Under Iowa law, liquidated damages are a remedy for breach of contract. See Am. Soil Processing, Inc. v. Iowa Underground Storage Tank Fund Bd., 586 N.W.2d 325, 334 (Iowa 1998). Where a party retains control over the manner of performance, alternatives are not damages provisions but rather performance alternatives. Id. (citing Superfos Inv. Ltd. v. FirstMiss Fertilizer, Inc., 821 F.Supp. 432, 434 (S.D.Miss.1993)). Here, the Note gave GPR the choice of paying according to the Note's terms or prepaying the Note in full and paying the PPP. When GPR elected to prepay, GPR was not breaching the contract but was in fact acting in accordance with an express option provided under the contract. The district court was correct in determining the PPP was not a liquidated damages provision.
A liquidated damages charge is enforceable under Iowa law if it is reasonable in the light of the anticipated or actual loss caused by the breach and the difficulties of proof of loss. A term fixing unreasonably large liquidated damages is unenforceable on grounds of public policy as a penalty. Rohlin Constr. Co. v.

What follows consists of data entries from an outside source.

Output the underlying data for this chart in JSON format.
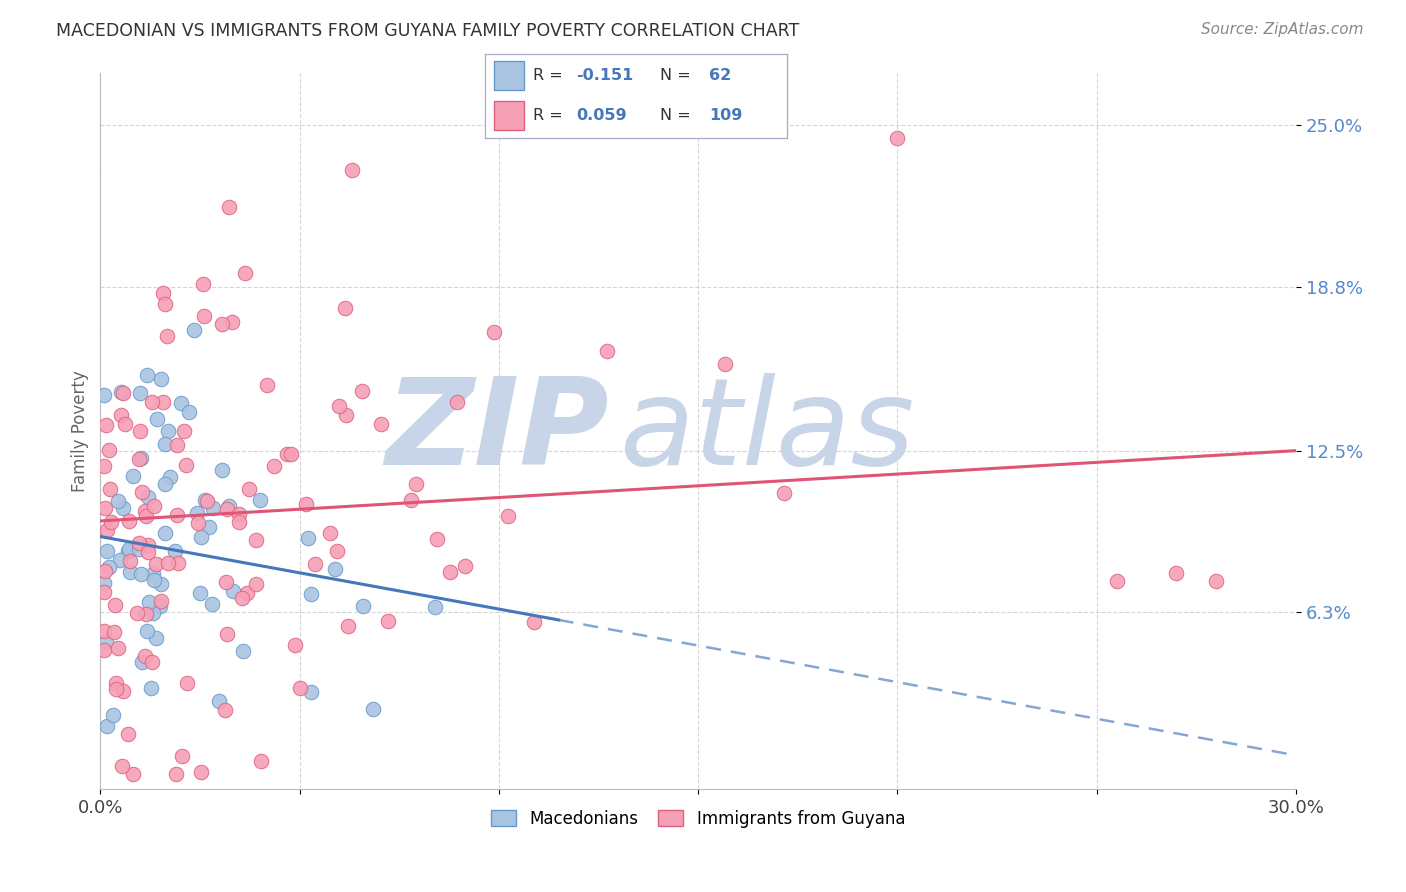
{
  "title": "MACEDONIAN VS IMMIGRANTS FROM GUYANA FAMILY POVERTY CORRELATION CHART",
  "source": "Source: ZipAtlas.com",
  "ylabel": "Family Poverty",
  "ytick_labels": [
    "25.0%",
    "18.8%",
    "12.5%",
    "6.3%"
  ],
  "ytick_values": [
    0.25,
    0.188,
    0.125,
    0.063
  ],
  "xlim": [
    0.0,
    0.3
  ],
  "ylim": [
    -0.005,
    0.27
  ],
  "macedonian_color": "#aac4e2",
  "macedonian_edge_color": "#6699cc",
  "guyana_color": "#f5a0b5",
  "guyana_edge_color": "#e06080",
  "macedonian_line_color": "#4477bb",
  "guyana_line_color": "#e05575",
  "background_color": "#ffffff",
  "grid_color": "#cccccc",
  "watermark_zip_color": "#c8d4e8",
  "watermark_atlas_color": "#c8d4e8",
  "title_color": "#333333",
  "source_color": "#888888",
  "ytick_color": "#5588cc",
  "legend_r1_val": "-0.151",
  "legend_n1_val": "62",
  "legend_r2_val": "0.059",
  "legend_n2_val": "109",
  "mac_trend_x0": 0.0,
  "mac_trend_y0": 0.092,
  "mac_trend_x1": 0.115,
  "mac_trend_y1": 0.06,
  "mac_trend_solid_end": 0.115,
  "mac_trend_dash_x1": 0.3,
  "mac_trend_dash_y1": 0.008,
  "guy_trend_x0": 0.0,
  "guy_trend_y0": 0.098,
  "guy_trend_x1": 0.3,
  "guy_trend_y1": 0.125
}
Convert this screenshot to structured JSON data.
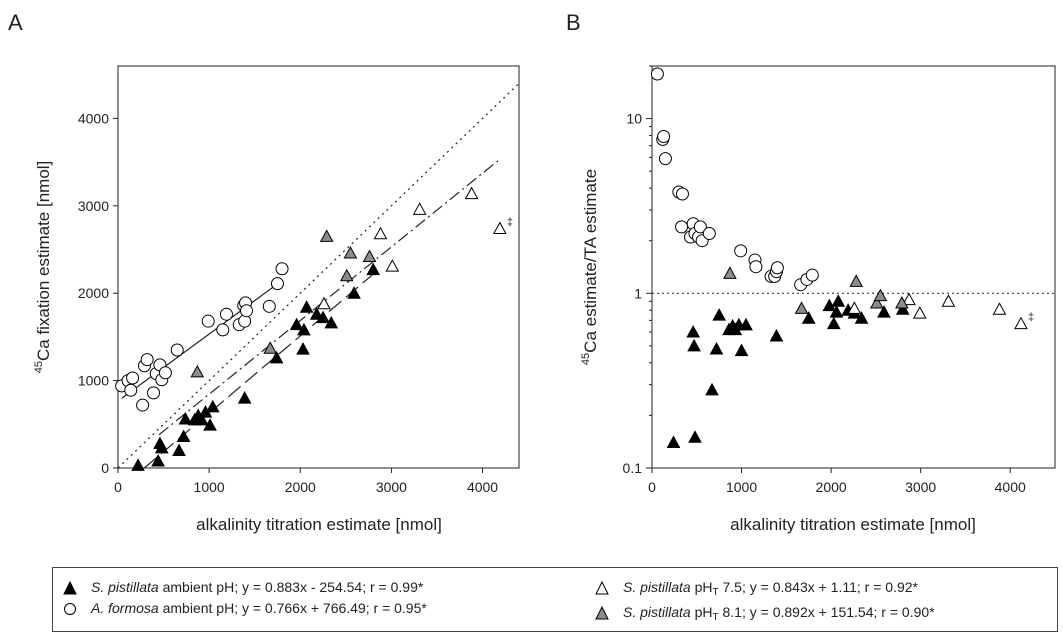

Hinton, 476 N.W.2d 78, 80 (Iowa 1991) (quoting Restatement (Second) of Contracts, § 356(1) (1981)). The reasonableness of a liquidated damages provision is assessed as of the time the agreement is made, id., and is a question of law for the court. City of Davenport v. Shewry Corp., 674 N.W.2d 79, 85 (Iowa 2004). While at least one court has held as unreasonable a fixed prepayment penalty, the court did so because the penalty presumed that a loss would occur, regardless of whether interest rates rose or fell. See In re A.J. Lane & Co., 113 B.R. 821, 829 (Bkrtcy.D.Mass. 1990). The Lane court suggested that [a]ny prepayment charge should be wholly or largely dependant upon ... the difference in the interest yield between the contract rate and the market rate at the time of prepayment, projected over the term of the loan and then discounted to arrive at present value. Id. The PPP did what the Lane court suggested, because the PPP did not presume a loss and was calculated based upon prevailing market rates in an attempt to calculate UCL's actual loss of earnings resulting from GPR's prepayment. The formula used and the resulting PPP charge were reasonable at the time the agreement was reached. Even if the PPP were treated as a liquidated damages provision, the PPP is enforceable because it constituted a reasonable assessment of the actual or anticipated loss caused by the breach.